Por exemplo, se abrir o Manual de patologias mentais, desafio-o a ser capaz de não se identificar com qualquer uma das centenas de patologias. Aliás as pessoas saudáveis que começam a estudar psicologia, ao ler sobre saúde mental, se tudo correr bem, questionam várias vezes a saúde da sua própria personalidade, já que existe um leque tão vasto de psicopatologias que é quase impossível não se identificar com alguma. Mas apresentarmos traços psicopatológicos ligeiros não significa que não sejamos pessoas suficientemente saudáveis.

Olhando para a palavra “maluco” como o dicionário a define, ser maluco, não é ter traços ligeiros de psicopatologia, é ter pelo menos 1 ou 2 que se acentuam e que fazem com que a pessoa perca o juízo em demasiadas ocasiões, que podem ferir o Eu e/ou o Outro. Largando as provocações, será mais didático pensarmos: não no ser-se maluco, mas no ter uma certa dose de maluqueira como uma forma de ligação à saúde mental.

E o que é ter juízo? É ter a faculdade de julgar.

E é fundamental saber discernir (julgar) o certo e o errado na saúde mental. Mas ter maluqueira em nós, não tem de implicar não o saber fazer, mas saber quando usar a sabedoria que existe num “que se lixe”.

O que seria de nós e da nossa diversão se em todos os momentos da vida tivéssemos sempre o cuidado de julgar tudo o que pensamos, sentimos e fazemos?

O mais provável será perdermos a nossa espontaneidade – que é uma das palavras próximas da definição de saúde mental. Se aliás fossemos capazes de pensar tudo até às últimas consequências, provavelmente estancaríamos.

Por exemplo, quando andamos de avião, existe sempre a possibilidade de o avião cair e morrermos. Tendo sempre “o juízo no lugar”, faria sentido andar de avião se podemos morrer ao viajar nele? Por poucas que sejam as chances do avião cair, precisamos de um toque de maluquice para andar nele.

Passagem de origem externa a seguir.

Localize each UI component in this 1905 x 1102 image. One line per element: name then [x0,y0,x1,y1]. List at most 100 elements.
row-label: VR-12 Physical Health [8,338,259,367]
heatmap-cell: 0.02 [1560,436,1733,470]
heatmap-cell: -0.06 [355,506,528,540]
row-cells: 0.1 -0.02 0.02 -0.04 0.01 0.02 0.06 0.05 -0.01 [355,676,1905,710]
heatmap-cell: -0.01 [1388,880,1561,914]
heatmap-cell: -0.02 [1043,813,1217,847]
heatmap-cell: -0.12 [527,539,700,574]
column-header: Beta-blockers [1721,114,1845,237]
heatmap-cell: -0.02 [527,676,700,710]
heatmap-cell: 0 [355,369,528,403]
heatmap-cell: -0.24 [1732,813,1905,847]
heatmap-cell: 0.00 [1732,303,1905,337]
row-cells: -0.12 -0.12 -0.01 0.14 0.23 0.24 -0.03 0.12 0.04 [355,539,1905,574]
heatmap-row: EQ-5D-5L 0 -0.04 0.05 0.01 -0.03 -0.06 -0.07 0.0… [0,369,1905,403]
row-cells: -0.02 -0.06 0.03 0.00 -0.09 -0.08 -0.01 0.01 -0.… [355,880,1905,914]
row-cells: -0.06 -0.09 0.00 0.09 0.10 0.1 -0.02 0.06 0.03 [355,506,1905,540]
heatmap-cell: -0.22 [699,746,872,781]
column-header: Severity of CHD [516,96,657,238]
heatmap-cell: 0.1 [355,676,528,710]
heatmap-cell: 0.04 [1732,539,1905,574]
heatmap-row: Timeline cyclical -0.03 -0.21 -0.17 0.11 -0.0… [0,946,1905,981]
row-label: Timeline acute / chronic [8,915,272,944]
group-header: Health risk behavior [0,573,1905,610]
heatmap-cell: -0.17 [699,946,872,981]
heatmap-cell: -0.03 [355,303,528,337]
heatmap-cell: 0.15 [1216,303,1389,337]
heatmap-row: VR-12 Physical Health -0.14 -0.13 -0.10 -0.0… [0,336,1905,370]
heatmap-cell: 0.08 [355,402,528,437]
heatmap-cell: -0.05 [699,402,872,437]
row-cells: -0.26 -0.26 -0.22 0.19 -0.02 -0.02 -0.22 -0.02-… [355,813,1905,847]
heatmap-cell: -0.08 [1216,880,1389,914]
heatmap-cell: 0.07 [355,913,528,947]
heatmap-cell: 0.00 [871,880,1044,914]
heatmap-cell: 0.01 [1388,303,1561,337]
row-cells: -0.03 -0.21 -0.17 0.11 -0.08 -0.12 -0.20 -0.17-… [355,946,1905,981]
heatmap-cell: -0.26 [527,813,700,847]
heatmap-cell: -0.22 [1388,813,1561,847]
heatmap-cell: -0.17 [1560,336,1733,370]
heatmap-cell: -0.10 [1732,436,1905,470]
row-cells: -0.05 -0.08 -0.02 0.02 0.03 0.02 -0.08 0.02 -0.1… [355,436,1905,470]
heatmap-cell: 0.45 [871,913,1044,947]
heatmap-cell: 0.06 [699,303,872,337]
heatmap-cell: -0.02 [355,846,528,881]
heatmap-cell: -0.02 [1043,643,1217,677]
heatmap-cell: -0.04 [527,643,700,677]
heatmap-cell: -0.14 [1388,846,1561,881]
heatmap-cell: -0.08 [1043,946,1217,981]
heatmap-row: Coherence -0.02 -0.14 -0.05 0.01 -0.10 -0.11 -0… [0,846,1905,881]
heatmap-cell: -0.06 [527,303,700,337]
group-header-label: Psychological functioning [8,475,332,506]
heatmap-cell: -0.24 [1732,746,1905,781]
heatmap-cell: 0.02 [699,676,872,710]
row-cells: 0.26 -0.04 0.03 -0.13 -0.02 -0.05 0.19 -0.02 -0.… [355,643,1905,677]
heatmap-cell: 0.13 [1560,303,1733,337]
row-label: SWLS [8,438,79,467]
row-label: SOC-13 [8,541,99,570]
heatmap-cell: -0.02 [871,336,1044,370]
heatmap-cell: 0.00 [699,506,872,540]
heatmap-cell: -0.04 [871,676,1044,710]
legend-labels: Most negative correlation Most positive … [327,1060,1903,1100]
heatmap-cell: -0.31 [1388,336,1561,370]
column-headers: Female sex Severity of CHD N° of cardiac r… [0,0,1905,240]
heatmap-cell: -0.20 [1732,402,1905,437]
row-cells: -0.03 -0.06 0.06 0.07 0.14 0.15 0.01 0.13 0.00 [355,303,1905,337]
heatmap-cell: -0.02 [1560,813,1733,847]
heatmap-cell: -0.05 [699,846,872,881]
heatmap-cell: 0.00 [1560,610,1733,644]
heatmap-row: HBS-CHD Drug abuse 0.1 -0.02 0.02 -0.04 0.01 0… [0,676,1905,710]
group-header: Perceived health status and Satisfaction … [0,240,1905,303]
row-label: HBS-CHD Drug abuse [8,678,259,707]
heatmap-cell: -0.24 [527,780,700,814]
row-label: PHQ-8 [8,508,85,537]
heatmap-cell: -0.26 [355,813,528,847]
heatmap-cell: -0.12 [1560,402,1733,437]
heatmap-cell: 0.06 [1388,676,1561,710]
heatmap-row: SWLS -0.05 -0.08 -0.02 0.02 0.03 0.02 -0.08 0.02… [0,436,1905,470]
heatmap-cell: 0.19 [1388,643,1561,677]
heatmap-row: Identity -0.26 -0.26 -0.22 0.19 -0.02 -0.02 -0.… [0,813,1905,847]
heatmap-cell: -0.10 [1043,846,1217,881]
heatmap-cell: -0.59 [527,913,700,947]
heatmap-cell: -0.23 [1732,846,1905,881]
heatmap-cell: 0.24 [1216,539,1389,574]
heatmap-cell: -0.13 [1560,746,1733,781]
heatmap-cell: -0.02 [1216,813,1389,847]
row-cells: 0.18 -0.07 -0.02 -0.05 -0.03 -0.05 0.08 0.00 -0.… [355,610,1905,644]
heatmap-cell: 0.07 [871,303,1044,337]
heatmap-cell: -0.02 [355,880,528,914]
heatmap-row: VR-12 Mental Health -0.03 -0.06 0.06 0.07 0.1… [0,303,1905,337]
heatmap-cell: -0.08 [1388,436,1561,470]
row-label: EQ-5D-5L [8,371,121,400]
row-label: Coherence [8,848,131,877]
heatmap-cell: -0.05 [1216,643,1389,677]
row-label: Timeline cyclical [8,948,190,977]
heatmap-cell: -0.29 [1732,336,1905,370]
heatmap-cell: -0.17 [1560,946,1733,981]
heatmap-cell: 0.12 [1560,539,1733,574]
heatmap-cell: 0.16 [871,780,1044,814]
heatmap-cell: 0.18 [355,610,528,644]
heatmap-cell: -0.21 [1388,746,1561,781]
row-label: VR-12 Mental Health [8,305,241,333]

Se uma pessoa não anda de avião porque existe uma percentagem de 0,000017% do mesmo cair poderíamos dizer que tem o juízo todo no seu lugar? A essas pessoas poderíamos chamar os loucos do juízo, porque ao tentarem pensar até às últimas consequências, tornam-se fóbicas, ou até autómatas.

Ter maluqueira em nós é também ter o juízo de perceber que a vida é boa quando também somos capazes de largar a razão, já que dar sempre razão à razão, seria tornarmo-nos máquinas de sobrevivência. Seria sermos prisioneiros da censura, presos pelo e no medo de viver.

Ter maluqueira no Eu, é ter a sensatez de perceber que o coração tem razões simples e tão lógicas que nem sempre a razão é capaz de entender.

Existir uma dose de maluqueira em nós, é temperar a comida com sal q.b.. É tornar a vida saborosa.

A saúde que existe na maluqueira é aquela que tempera a vida com bom-senso.